Another martyr for press freedom

This SPIEGEL ONLINE article is a fairly in-depth look at the murder of Russian journalist Anna Politkovskaya (who actually was American-born and of Ukrainian descent).

Very grim situation for press freedom in that part of the world. It hasn't progressed much, really, from Stalinist times.

... Only a few weeks before Politkovskaya's murder, Andrei Kozlov, a Central Bank official who had spearheaded a crusade against money laundering, was also gunned down in Moscow. According to the Committee to Protect Journalists, Politkovskaya was the 13th reporter to be assassinated since President Vladimir Putin came to power.

... For years, she had courageously exposed human-rights abuses in Russia and particularly in the North Caucasus region that includes Chechnya, making frequent trips to the war-torn area. She wrote, often in harrowing detail, of topics that have become off-limits for nearly all other journalists in Russia and broke the biggest taboo of all by criticizing Putin himself.

... As part of their investigation into her killing, police seized documents from Politkovskaya's home and office, as well as her computer, leaving her editors with no way of knowing how much work she'd left unfinished.

Born and raised in New York, where her Ukrainian parents were U.N. diplomats, Politkovskaya was a product of the Soviet elite. After the collapse of the Soviet Union she could have, like many of her generation, used her connections to build a comfortable lifestyle. Instead, she threw herself into independent journalism, ending up at Novaya Gazeta in 1999 -- just in time for the second Chechen war. By her own admission, she became obsessed with exposing the killings, torture and beatings of civilians by Russian soldiers in Chechnya. She wrote two books on the conflict, "
A Dirty War: A Russian Reporter in Chechnya" and "A Small Corner of Hell: Dispatches From Chechnya."

She made no secret of her contempt for Kadyrov or for Putin, and critics in Russia frequently accused her of lacking objectivity. In "Putin's Russia," a highly critical political biography of the president published in 2004, she accused Putin of failing to shake off his past as a KGB agent in East Germany.

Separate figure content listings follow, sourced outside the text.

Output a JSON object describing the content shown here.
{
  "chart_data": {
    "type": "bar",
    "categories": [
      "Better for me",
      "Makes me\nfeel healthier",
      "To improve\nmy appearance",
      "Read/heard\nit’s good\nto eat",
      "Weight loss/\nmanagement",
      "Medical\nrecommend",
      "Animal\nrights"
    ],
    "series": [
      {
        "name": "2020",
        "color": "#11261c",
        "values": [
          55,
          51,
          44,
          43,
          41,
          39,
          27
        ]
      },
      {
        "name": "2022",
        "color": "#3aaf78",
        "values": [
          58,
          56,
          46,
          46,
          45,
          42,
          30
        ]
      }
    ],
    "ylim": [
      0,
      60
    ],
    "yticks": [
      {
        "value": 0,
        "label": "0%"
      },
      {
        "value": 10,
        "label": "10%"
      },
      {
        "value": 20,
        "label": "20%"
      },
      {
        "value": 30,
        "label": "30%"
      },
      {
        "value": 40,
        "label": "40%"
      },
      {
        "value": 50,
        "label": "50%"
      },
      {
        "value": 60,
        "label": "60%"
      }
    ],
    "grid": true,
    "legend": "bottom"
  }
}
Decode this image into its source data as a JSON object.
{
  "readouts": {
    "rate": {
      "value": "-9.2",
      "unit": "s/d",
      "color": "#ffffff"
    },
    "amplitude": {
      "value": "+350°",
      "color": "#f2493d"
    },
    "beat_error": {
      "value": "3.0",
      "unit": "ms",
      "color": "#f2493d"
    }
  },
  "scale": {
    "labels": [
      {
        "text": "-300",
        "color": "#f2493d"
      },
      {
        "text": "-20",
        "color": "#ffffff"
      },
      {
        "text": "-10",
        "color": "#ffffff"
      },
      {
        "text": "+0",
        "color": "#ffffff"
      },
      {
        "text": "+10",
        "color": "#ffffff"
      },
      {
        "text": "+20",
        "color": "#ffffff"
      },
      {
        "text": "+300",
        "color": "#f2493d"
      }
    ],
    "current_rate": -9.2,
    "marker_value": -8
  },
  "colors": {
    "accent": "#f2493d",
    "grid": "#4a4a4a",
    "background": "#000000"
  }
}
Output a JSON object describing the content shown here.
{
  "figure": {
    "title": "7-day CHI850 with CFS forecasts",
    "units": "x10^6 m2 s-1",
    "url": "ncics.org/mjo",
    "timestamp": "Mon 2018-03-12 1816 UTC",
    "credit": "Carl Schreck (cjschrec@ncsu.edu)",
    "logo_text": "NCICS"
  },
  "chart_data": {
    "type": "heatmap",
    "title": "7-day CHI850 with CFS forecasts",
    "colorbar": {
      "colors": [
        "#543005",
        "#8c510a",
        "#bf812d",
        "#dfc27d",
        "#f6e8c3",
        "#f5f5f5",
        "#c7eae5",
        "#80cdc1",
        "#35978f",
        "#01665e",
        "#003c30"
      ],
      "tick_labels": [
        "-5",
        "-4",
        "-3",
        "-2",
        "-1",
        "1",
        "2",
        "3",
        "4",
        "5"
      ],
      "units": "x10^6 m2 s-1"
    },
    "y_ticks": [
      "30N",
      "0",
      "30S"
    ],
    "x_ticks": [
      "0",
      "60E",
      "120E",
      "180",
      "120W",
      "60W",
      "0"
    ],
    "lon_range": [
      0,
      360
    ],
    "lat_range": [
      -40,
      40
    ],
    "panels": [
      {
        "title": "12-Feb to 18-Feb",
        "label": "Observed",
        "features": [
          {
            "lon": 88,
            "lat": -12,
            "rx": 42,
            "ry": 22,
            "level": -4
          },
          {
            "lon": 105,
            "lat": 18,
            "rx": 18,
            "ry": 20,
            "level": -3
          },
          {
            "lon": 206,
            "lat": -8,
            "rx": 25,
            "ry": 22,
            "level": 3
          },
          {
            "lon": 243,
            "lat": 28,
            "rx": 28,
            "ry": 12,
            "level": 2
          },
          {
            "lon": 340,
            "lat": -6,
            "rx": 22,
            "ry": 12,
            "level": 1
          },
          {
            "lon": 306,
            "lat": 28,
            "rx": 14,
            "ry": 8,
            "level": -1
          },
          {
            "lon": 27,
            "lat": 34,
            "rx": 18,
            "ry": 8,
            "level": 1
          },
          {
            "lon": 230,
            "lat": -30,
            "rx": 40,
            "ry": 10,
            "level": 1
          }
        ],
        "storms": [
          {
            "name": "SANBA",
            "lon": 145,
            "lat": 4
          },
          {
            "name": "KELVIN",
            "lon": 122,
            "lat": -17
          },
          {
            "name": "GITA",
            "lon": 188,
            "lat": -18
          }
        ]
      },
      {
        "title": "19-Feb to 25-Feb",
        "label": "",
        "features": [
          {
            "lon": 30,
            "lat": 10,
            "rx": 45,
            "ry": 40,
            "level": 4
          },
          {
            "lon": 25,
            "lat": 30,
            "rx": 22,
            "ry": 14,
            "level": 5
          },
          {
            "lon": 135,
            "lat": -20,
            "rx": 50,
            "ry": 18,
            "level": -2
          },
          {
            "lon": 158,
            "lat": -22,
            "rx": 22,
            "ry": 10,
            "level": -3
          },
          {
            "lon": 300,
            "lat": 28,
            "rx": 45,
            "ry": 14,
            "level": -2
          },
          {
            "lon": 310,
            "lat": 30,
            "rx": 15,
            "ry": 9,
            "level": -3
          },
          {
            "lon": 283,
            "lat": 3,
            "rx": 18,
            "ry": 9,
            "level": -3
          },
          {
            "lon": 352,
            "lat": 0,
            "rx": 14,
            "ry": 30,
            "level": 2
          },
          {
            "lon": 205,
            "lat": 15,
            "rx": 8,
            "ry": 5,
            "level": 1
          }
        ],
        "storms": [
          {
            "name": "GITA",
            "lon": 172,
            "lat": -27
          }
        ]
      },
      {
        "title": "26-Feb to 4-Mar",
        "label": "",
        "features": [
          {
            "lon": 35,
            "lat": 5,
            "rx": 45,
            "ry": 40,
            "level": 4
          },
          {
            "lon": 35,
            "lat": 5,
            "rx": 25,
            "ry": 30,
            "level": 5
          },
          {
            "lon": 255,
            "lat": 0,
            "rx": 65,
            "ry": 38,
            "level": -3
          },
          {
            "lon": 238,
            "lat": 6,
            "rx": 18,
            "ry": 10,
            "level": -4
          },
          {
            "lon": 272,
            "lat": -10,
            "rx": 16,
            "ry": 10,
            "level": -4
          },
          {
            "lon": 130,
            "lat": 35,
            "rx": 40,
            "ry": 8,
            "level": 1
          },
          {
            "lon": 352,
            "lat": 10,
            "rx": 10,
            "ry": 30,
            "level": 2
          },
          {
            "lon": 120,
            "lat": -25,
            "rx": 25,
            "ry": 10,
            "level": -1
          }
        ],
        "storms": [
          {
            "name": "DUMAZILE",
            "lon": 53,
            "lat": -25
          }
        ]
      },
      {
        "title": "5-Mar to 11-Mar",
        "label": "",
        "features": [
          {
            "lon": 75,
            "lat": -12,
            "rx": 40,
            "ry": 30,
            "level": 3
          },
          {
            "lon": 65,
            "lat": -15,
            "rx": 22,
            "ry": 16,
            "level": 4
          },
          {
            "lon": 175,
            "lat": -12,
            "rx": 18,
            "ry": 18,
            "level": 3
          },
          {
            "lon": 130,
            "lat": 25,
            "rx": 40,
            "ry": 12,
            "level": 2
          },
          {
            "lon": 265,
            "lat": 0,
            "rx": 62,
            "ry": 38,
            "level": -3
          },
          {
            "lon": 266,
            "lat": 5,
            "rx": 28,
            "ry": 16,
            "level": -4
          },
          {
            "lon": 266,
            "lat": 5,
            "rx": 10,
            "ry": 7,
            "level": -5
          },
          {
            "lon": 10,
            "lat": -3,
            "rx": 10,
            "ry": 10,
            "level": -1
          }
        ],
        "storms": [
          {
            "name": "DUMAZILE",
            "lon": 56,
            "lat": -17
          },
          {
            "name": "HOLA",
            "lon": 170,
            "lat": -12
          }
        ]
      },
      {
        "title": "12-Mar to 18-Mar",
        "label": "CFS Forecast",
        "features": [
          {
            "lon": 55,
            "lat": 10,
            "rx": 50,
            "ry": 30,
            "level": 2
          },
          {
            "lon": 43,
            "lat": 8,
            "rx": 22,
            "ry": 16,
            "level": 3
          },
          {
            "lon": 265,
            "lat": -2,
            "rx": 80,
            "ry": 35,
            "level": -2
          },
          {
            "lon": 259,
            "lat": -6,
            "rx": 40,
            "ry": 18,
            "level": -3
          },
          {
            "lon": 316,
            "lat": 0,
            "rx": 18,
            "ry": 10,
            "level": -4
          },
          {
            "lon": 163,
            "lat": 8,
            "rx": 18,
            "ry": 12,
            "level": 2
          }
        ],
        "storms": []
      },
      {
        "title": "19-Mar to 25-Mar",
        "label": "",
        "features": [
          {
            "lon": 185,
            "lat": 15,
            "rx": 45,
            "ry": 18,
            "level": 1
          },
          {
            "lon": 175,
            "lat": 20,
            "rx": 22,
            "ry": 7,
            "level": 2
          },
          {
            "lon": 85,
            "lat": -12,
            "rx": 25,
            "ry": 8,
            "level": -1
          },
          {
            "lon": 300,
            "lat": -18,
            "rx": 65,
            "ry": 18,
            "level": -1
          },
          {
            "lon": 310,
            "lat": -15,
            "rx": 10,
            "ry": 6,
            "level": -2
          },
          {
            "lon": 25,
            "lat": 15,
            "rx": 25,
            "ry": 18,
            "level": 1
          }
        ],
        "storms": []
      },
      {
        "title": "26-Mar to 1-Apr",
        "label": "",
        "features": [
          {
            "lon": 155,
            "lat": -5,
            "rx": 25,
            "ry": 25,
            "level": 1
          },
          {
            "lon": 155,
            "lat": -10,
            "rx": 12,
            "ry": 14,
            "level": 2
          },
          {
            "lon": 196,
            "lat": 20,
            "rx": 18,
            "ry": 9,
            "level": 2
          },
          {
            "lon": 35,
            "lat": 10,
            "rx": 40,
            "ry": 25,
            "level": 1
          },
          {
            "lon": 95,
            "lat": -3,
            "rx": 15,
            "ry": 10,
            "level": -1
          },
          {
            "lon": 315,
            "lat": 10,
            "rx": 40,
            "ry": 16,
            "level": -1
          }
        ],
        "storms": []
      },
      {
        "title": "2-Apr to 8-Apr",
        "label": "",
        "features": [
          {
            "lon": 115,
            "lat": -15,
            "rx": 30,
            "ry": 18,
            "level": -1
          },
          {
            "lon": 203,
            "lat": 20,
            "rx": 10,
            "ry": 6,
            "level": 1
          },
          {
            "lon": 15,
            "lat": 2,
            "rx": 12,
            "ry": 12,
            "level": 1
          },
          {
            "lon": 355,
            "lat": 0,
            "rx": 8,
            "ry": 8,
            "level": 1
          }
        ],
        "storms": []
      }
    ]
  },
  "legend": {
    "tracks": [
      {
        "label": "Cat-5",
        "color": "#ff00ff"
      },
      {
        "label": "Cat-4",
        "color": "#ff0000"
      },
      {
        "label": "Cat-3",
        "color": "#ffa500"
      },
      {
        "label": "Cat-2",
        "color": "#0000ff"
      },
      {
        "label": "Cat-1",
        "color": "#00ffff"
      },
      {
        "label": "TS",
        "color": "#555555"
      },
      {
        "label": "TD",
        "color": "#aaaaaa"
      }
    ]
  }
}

... Politkovskaya won numerous international awards, but as she gained prominence abroad, she was increasingly marginalized at home. There was clearly an appetite for her kind of reporting -- in the last three years Novaya Gazeta's circulation has risen from 130,000 to 170,000 copies ... But in a country of 140 million spread across 11 time zones, the paper's impact was minimal. More than 80 percent of Russians get their news from national television networks -- all of which have come under Kremlin control in the past five years. Prominent national newspapers ... have also been scooped up by state-controlled companies or businessmen with close links to the Kremlin. And in the state-friendly media, Politkovskaya was persona non grata.

There has been no shortage of speculation about who might have wanted her dead. Novaya Gazeta ... has written that it believes her murder was either revenge by Kadyrov, or an attempt to discredit him. ... Politkovskaya's name was also on numerous lists of "enemies of the state" published on the Internet by ultra-nationalists angered by her support of Chechens. The pro-Kremlin media have been pushing a theory that she was killed in an attempt by exiled enemies of Putin to discredit Russia internationally and provoke instability.

... Putin himself has backed that hypothesis. ... According to Reuters, Putin had promised on Monday to "take every step to investigate objectively the tragic death" of Politkovskaya.

... Few expect any of the theories of her death will ever be proven right or wrong, or that Politkovskaya's killers will be brought to justice. Of all the investigations into high-profile slayings of Russian journalists in recent years, not one has resulted in a conviction.